My problem with the conversation is that the statement
Debian Linux Debian 11 aka Bullseye (no derivatives)
makes little sense in the arm world. The Debian organization doesn’t provide the kernel, they provide the packages that load on top of the boot loader and the kernel. They do have a boot load and kernel they include with their installation image/script but Debian didn’t build them and sadly they only support a few arm boards. If I use 100% packages provided through Debian repos, and only modify things to make the boot loader/kernel work on the hardware, is that not still Debian? I believe in the arm world it qualifies as a no derivative Debian. If you use orange pi SBC then you know that Armbian is the primary distribution for those boards. The Debian released boot loader/kernel will not run on those boards. I still have orange pi one and pc that I use in my full house audio system.
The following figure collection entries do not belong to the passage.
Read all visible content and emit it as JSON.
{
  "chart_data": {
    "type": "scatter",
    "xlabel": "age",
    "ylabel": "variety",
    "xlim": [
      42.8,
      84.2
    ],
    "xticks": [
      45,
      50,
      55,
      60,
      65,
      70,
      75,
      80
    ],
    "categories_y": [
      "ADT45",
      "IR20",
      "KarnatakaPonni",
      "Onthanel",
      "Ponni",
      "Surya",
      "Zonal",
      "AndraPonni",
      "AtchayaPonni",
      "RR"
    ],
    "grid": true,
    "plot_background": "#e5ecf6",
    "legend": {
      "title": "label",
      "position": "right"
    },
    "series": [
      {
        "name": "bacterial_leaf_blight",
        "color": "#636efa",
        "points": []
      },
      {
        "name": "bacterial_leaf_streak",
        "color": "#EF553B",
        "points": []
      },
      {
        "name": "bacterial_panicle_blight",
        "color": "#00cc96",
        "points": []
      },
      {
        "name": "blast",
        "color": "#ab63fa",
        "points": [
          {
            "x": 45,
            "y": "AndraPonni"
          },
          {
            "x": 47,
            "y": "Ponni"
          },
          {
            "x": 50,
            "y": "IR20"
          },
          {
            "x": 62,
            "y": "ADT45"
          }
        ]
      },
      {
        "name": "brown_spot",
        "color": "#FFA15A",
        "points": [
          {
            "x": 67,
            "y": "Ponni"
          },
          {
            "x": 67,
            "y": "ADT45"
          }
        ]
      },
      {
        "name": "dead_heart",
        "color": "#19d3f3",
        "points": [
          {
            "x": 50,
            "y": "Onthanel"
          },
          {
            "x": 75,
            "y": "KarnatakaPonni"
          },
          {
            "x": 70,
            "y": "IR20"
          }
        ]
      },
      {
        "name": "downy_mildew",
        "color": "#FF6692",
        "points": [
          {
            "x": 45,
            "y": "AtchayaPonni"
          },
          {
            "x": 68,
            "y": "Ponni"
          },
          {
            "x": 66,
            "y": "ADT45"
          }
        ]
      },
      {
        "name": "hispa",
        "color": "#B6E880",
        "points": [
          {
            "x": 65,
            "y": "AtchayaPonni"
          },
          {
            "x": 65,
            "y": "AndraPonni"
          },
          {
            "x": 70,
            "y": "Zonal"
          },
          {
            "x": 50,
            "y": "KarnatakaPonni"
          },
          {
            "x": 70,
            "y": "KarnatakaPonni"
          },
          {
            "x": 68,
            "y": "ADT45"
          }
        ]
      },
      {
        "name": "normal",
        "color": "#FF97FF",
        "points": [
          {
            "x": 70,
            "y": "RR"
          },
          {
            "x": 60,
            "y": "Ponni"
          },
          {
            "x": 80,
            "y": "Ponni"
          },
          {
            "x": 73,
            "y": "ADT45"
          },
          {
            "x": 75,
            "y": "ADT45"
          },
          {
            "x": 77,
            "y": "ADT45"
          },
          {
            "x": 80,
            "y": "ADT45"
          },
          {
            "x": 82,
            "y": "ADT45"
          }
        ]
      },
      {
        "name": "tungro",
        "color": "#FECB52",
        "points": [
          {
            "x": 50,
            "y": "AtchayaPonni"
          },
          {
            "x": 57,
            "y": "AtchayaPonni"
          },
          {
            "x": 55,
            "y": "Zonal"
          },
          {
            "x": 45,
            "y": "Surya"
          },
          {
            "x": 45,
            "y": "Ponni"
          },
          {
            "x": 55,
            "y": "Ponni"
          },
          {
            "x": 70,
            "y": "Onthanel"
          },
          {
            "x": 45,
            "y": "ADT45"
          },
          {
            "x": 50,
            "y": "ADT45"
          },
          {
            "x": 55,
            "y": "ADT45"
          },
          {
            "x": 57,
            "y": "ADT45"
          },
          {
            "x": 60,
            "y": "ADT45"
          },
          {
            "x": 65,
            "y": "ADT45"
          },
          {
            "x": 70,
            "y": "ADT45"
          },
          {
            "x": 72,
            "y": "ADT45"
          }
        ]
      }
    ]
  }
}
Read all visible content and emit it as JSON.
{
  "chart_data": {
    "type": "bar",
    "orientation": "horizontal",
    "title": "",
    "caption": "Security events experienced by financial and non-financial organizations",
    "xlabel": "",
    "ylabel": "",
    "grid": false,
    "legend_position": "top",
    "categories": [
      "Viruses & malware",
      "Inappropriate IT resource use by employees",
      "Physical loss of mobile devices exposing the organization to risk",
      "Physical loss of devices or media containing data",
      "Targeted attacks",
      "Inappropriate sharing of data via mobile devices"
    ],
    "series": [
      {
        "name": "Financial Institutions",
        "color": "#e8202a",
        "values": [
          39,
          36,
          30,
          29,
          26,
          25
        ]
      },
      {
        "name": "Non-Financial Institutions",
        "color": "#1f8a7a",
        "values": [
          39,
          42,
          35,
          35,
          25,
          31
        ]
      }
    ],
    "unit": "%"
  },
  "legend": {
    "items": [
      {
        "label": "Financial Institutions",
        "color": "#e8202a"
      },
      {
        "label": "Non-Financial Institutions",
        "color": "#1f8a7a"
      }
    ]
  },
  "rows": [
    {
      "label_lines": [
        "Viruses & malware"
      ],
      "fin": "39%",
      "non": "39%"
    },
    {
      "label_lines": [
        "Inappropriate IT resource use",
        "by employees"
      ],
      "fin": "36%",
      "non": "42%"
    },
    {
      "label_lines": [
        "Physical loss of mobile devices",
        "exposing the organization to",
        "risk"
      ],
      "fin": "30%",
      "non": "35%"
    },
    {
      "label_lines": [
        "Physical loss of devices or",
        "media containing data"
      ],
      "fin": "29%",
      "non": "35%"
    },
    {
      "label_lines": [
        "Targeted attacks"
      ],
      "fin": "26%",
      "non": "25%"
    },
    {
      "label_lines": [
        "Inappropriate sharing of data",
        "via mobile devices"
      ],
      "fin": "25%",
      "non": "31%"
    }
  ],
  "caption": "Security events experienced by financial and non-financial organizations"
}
Thank god for the true arm based Debian distributions like Armbian and the other I mentioned that look to work on a larger subset of arm boards. If the HA team need to restrict what is viewed as supported then the best way to support the community would be to pick a release that works on the arm platforms best suited to be an HA controller. The HA dev team should engage the guy that supports this bullseye release, as it works on RPI4, Odroid N2(+) and multiple others. It has an integrate script for installing HA. They could add him to their team, putting themself in a position to optimally support their arm community. Obviously just an opinion, but an opinion support by a significant background in the embedded computing/security software world. I know the ship has sailed but I keep hoping it might pull back into port for some retrofits.